Да, судя по этому заточенному зубу, нирвана ему не грозила.
Проходя мимо аптечной лавки, он ненадолго скрылся в ее полумраке. Я ожидал на улице. По сторонам меня текла густая толпа. Я замер.
Будто незримая волна шла впереди него, раздвигая толпу. Он шел, глядя прямо в меня. Витражно фиолетовый халат, подпоясанный черной бечевой, и черный тюрбан. Агори.
Я вспомнил рассказ Амира и отвернулся, делая вид, будто разглядываю витрину. Он стоял вплотную ко мне, глядя в ухо, выжидая.
Важно, какая в тебе в этот момент энергия, они ж тебя видят насквозь, думал я, пытаясь торопливо настроиться на басовую ноту, но она все еще дребезжала. Он выжидал. Я чувствовал его дыханье - в шею. И медленно повернул к нему лицо.
Жесткие, со стальным отливом, глаза, чуть приподнятый выгнутый рот, взгляд, входящий в тебя как шурф. На груди ожерелье из мелких костей. Чайного цвета. Я вспомнил Амира: песьих (черные кобели) и человечьих. Я опустил глаза ниже: открытая ладонь его почти упиралась мне под дых. Food, - сказал он, не разжимая рта.
Сзади, на плечо мое легла рука, я обернулся: Амир.
С минуту они стояли, глядя друг другу в глаза, как равные. И агори стал нехотя отклонять голову и отступать, освобождая дорогу.
Мы шли вдоль реки, проходя мимо одного из, к счастью, немногих здесь 'левых', парадных ашрамов, чья ограда пестрела рекламой всяческих курсов двух-трехнедельного просветления с позолоченными сертификатами по окончании. Амир ткнул посохом в его сторону: 'На костях стоит. Прежде здесь было мусульманское кладбище. Они и не знают об этом, да и знали б - им дела нет.
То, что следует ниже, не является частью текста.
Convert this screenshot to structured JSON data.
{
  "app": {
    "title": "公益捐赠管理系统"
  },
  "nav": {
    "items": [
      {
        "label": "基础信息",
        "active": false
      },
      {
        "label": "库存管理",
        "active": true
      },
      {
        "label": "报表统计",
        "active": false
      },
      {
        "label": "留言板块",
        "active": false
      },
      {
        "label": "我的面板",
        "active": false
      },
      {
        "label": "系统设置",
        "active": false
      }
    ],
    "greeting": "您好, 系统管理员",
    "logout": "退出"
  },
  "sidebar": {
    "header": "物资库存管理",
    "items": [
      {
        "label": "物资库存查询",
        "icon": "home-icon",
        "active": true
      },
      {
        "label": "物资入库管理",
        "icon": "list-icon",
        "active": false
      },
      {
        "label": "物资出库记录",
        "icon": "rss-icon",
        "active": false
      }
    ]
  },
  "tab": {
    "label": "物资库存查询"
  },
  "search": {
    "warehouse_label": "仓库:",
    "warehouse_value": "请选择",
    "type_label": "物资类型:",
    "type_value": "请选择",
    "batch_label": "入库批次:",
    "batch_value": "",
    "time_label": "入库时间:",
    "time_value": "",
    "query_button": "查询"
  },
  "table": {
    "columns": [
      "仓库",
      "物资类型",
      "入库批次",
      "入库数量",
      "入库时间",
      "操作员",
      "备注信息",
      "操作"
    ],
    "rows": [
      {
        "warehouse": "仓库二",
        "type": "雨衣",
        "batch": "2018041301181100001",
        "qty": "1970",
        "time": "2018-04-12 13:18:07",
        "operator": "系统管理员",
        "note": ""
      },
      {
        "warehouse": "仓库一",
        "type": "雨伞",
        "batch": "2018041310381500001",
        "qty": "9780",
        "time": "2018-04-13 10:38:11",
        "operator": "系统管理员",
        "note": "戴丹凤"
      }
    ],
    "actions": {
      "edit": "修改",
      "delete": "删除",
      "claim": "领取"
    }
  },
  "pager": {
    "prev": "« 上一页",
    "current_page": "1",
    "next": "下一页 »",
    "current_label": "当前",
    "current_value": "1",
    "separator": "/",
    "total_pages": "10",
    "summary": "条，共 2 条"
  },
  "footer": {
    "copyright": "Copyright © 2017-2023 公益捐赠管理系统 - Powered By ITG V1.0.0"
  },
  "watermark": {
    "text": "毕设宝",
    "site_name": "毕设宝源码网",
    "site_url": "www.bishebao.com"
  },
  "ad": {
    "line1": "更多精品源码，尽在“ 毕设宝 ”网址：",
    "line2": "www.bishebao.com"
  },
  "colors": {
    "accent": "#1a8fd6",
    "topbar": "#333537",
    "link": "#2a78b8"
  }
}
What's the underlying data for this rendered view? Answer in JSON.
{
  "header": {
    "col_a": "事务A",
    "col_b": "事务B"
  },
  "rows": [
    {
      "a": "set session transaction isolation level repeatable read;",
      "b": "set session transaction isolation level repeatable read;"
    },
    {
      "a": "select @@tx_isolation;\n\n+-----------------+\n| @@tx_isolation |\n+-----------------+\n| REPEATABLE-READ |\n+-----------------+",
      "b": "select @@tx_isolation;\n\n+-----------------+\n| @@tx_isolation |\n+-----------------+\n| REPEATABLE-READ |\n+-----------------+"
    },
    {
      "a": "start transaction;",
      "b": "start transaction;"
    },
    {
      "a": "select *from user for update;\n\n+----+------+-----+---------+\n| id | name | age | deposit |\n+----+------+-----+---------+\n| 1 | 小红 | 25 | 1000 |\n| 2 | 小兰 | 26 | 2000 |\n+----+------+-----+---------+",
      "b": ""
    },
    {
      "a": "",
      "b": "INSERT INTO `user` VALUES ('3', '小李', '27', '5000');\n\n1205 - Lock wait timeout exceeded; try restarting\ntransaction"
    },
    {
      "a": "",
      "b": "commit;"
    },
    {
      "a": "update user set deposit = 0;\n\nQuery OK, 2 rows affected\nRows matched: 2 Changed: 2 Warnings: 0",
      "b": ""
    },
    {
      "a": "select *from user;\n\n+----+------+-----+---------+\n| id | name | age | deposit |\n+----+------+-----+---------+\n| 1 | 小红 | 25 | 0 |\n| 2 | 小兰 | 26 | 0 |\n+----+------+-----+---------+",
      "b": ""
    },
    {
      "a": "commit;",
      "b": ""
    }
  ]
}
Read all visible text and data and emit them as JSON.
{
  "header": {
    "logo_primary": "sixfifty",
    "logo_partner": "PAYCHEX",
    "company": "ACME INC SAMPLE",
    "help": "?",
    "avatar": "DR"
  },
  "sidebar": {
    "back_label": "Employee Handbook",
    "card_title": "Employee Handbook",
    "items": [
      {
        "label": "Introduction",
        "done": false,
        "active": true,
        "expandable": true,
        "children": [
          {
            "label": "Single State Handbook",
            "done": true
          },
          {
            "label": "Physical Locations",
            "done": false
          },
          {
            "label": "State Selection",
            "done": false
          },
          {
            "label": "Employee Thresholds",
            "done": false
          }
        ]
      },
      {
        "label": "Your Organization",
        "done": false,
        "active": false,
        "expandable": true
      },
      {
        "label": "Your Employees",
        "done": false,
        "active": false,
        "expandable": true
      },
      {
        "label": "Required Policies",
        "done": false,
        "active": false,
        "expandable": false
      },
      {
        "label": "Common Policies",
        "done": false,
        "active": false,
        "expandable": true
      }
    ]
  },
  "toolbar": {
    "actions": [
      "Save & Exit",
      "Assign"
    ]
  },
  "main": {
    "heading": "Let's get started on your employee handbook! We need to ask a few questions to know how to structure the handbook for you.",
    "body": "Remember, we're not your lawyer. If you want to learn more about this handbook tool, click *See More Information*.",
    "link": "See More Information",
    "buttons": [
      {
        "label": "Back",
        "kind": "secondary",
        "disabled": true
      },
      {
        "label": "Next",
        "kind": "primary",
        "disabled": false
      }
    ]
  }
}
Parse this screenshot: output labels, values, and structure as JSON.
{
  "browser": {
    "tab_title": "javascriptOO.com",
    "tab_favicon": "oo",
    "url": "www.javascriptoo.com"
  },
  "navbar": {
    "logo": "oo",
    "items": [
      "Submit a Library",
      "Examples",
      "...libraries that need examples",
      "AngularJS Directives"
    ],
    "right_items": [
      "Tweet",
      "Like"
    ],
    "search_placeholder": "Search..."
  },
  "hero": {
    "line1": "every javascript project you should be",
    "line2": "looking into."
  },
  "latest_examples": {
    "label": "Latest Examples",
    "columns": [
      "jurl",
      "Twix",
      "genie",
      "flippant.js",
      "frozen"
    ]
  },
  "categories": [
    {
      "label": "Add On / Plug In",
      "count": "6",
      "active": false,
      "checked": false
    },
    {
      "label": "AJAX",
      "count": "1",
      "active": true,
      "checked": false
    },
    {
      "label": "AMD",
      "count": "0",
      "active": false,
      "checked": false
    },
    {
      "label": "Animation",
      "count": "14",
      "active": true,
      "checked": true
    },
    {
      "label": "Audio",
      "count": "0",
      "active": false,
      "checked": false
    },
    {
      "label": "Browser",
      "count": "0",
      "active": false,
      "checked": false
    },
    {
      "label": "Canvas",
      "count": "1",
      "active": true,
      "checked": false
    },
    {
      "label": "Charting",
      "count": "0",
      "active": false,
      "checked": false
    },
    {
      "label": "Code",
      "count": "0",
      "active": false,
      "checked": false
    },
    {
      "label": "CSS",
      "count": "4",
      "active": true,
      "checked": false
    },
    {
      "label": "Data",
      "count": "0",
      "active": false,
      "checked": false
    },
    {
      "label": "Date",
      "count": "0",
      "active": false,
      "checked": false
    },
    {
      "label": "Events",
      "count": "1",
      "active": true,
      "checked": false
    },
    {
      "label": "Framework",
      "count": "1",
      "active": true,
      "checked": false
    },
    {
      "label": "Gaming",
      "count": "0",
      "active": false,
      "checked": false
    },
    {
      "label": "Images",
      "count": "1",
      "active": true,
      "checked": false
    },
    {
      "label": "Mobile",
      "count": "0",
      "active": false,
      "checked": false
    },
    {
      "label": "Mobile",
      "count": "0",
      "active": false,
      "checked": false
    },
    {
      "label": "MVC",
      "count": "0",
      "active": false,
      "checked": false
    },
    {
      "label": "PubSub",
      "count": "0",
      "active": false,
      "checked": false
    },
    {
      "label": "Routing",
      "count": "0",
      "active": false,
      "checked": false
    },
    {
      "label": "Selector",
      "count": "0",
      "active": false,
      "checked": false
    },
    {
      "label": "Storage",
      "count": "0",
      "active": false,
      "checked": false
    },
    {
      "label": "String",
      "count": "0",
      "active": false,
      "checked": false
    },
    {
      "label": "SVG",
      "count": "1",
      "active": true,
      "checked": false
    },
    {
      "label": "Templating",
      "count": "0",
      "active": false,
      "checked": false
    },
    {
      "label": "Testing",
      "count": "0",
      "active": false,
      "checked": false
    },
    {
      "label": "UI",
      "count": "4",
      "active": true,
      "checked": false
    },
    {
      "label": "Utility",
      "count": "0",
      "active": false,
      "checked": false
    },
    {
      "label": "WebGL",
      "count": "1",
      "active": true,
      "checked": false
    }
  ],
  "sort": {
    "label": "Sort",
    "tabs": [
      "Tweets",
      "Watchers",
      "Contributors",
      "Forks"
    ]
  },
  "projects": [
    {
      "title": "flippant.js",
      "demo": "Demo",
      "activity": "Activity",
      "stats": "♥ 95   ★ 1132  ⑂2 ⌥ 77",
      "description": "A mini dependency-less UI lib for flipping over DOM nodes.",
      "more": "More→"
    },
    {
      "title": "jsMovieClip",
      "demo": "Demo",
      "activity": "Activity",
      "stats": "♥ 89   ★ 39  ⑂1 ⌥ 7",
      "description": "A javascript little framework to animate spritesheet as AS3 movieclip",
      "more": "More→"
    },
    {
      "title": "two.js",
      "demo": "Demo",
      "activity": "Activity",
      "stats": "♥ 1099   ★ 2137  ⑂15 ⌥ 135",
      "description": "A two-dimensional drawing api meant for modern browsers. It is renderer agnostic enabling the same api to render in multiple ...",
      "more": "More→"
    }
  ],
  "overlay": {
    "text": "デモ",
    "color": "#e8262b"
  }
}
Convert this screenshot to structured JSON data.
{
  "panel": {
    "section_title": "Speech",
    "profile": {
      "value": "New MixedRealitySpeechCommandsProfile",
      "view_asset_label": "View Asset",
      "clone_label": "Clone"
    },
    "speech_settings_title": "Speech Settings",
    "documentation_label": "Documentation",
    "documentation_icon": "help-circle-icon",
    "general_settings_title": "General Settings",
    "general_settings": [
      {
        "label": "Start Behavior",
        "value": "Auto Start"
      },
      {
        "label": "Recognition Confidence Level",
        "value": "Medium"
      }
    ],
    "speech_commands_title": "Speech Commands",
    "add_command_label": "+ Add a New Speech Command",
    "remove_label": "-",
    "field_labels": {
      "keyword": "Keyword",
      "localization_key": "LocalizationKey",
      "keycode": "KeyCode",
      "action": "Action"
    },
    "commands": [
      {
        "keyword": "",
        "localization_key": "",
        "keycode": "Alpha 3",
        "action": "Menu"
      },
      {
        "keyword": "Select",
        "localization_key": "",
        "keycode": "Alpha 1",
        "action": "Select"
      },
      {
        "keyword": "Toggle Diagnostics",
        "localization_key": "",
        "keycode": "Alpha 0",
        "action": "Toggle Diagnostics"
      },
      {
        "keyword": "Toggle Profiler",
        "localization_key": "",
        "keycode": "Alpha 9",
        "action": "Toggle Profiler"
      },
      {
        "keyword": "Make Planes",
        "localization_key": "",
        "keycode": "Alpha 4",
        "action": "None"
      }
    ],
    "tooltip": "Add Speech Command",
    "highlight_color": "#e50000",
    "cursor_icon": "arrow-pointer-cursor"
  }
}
Однажды я ночь провел здесь, - всё ходуном ходит'.
Я спросил его, видит ли он человека. 'Более-менее, - ответил он. - Чтобы видеть по-настоящему, я недостаточно пуст - здесь', - и постучал по виску.
А этот агори - он что, действительно просил у меня еду?
Нет, - кратко ответил Амир.
И, хотя от такого ответа не стало яснее, мне было неловко просить его разжевать. И не потому, чтоб не выглядеть в его глазах идиотом, а от того проникающего в тебя всё глубже чувства - целомудрия, что ли, - к жизни, смерти, речи, того неписаного, но, пожалуй, главенствующего здесь закона, что не всё на тебя без остатка делится.
Этот парализующий страх, - говорит он (мы уже миновали окраину и забираем в гору), - перед прыжком в бездну белого пламени, перед самоизъятьем, перед невозвращеньем. Даже самые чуткие из них (о женщинах мы говорим) выскакивают из седла за версту до черты, чуть почуют ее, - и роняют себя, и валятся на спину, заходясь, и называют это оргазмом.